Dans une étude publiée dans la revue Communications naturelles, les chercheurs ont examiné ReFRAME (abréviation de réutilisation, sauvetage ciblé et Medchem accéléré), une bibliothèque de réutilisation de médicaments, pour des médicaments contre le virus respiratoire syncytial (VRS). Ils ont identifié le lonafarnib comme un puissant inhibiteur de la protéine de fusion du RSV et ont étudié son potentiel thérapeutique contre une infection par le RSV.
Étude : L’écran de réutilisation de médicaments identifie le lonafarnib comme inhibiteur de la protéine de fusion du virus respiratoire syncytial. Crédit d’image : joshimerbin/Shutterstock
Sommaire
Arrière-plan
Le VRS provoque de graves infections des voies respiratoires inférieures chez les jeunes enfants, les personnes immunodéprimées et les personnes âgées, entraînant des millions d’hospitalisations et de décès chaque année. La récente pandémie de maladie à coronavirus 2019 (COVID-19) et les interventions associées ont conduit à une modification de l’épidémiologie du VRS, avec une suppression transitoire et une résurgence de la circulation du VRS, suscitant des inquiétudes quant à l’augmentation des infections.

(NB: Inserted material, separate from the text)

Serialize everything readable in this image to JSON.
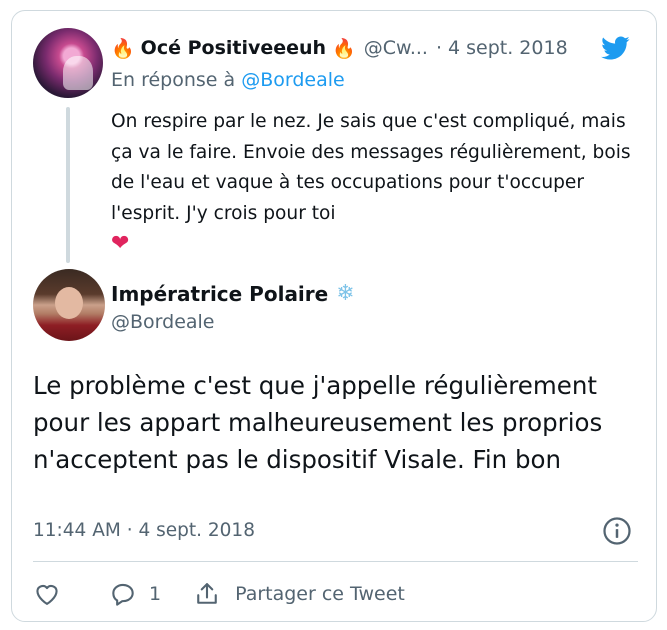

Le traitement de l’infection par le RSV est actuellement symptomatique. Alors que la ribavirine montre in vitro efficacité, il n’est pas très efficace chez les patients. Le palivizumab fournit une prophylaxie mais est coûteux, n’offre qu’une réduction partielle des taux d’hospitalisation et fait face à des défis tels que le développement rapide d’une résistance. Bien que le nirsevimab ait été récemment approuvé pour la prévention du VRS chez les nouveau-nés, les options thérapeutiques restent rares.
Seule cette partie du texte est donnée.